Department of Orthopaedic Surgery, Sirindhorn Hospital, Bangkok, Thailand.
Spinal Cord Ser Cases. 2018 Feb 19;4:13. doi: 10.1038/s41394-018-0047-x. eCollection 2018.
Concomitant mycotic abdominal aortic aneurysm and lumbar tuberculous spondylitis with psoas abscess and cauda equina syndrome is extremely rare. This condition can cause serious life-threatening problems if not diagnosed and treated properly.
We report an unusual case of a 79-year-old Thai male, who was diagnosed with concomitant mycotic abdominal aortic aneurysm and lumbar tuberculous spondylitis at the L2-L3 level with left psoas abscess and cauda equina syndrome. The surgical plan was radical surgical debridement via transpsoas approach and the defect was filled with iliac crest strut graft and posterior decompressive laminectomy and fusion with a pedicle screws and rods system. During the operation, an abdominal aortic aneurysm was iatrogenically ruptured and then was emergently treated with endovascular stent graft implantation. Subsequently, hemostasis was achieved and the patient remained hemodynamically stable. A few days later, he underwent posterior decompressive laminectomy L2-L3, fusion and instrumentation with a pedicle screws and rods system at T11-L5. After surgery, the patient recovered well and his motor power improved gradually. He was continually treated with anti-tuberculous chemotherapy for 12 months.

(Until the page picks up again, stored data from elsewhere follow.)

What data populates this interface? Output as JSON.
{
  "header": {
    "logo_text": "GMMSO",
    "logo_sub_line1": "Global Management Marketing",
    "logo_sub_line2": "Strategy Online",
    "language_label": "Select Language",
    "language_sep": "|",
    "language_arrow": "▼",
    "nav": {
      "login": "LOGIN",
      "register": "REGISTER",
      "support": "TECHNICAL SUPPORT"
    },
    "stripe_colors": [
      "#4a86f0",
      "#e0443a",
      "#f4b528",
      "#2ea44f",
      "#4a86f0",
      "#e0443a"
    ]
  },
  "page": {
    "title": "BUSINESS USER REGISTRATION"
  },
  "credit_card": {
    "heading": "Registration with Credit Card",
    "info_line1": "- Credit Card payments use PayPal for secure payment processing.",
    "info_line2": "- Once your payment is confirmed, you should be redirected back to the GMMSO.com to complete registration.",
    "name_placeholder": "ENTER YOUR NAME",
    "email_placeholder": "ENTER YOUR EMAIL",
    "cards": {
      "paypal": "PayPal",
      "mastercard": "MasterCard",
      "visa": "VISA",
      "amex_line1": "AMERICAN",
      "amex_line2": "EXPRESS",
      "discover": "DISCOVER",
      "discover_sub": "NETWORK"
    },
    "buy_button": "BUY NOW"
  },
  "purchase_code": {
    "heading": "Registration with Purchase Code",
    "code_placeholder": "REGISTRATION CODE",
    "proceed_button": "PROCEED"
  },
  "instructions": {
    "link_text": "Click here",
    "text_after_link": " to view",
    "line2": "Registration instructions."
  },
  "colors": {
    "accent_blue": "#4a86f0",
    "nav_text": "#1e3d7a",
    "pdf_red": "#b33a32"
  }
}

Concomitant mycotic aortic aneurysm and lumbar tuberculous spondylitis with psoas abscess and cauda equina syndrome is an extremely rare condition that requires prompt diagnosis and management. Its consequences can lead to serious complications such as permanent neurological damage, paralysis or even death, if left untreated. The aims of the treatment are to eradicate infection, to prevent further neurological compromise, to stabilize the spine and to protect the aortic aneurysm from rupture.
同时存在霉菌性腹主动脉瘤和腰椎结核性脊柱炎并伴有腰大肌脓肿和马尾综合征极为罕见。若未得到正确诊断和治疗,这种情况可导致严重的危及生命的问题。
我们报告一例不同寻常的病例,一名79岁的泰国男性,被诊断为同时患有霉菌性腹主动脉瘤和L2-L3水平的腰椎结核性脊柱炎,伴有左侧腰大肌脓肿和马尾综合征。手术方案是经腰大肌入路进行根治性手术清创,缺损处用髂嵴支撑植骨填充,并行后路减压椎板切除术,以及使用椎弓根螺钉和棒系统进行融合术。手术过程中,腹主动脉瘤发生医源性破裂,随后紧急进行血管内支架植入术治疗。随后,实现了止血,患者血流动力学保持稳定。几天后,他接受了L2-L3后路减压椎板切除术、融合术以及T11-L5椎弓根螺钉和棒系统内固定术。术后,患者恢复良好,运动能力逐渐改善。他继续接受了12个月的抗结核化疗。
同时存在霉菌性主动脉瘤和腰椎结核性脊柱炎并伴有腰大肌脓肿和马尾综合征是一种极为罕见的疾病,需要及时诊断和处理。如果不治疗,其后果可能导致严重并发症,如永久性神经损伤、瘫痪甚至死亡。治疗的目的是根除感染、防止进一步的神经功能损害、稳定脊柱以及保护主动脉瘤不破裂。